# 300-6 starting issues/engine wiring diagram needed



## wahlturfcare (Nov 1, 2011)

i recently has to replace my rebuilt starter as it was sticking on alot on my asplundh whisper chipper and still somewhat does. I also replaced the fender starter relay and key switch but can only get the motor to pop and cough when trying to start. I checked and I am getting fuel but couldn't get the dist. coil plug wire to arc when i was cranking it.
I dod have power going to the coil and dist.(has a newer pickup coil). Could the coil or modulator gone bad?

Also, does anyone have a engine wiring diagram for the chipper(it is a '98 12'' model)?


----------



## BDChainsaw (Nov 16, 2011)

*Trying to help*

I have a 1982 Mitts & Merrill with a Ford 300 in line 6 motor.
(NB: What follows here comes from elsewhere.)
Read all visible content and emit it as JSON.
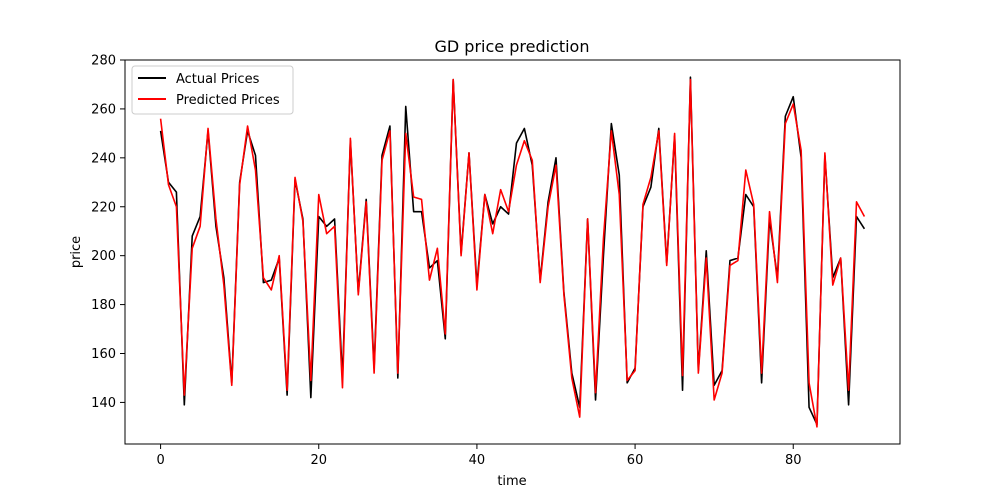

Although not identical you could be having the same trouble we did. there is a porcilin block called a ballast resistor on most ignitions of this era. Has something to do with dropping current to 6 volts for ignition system 12 volts only works starter and lights. Keeps points from melting together (to my knowledge all points systems are 6 volt design) if so equiped. If your motor sounds like it wants to start when your just letting go of the key I bet thats your problem. Even guys that think they don't have one do they put them inside the coils on some engines. That means you have to replace a $20 coil because a $5 ballast crapped out. For your wiring diagram get and older Ford truck Haynes or Chiltons manual pre fuel injection. Same stuff different rapper, yeah your chipper doesn't have AC or 6 disk changer so forget that stuff and you've got your schematic. Good luck.


----------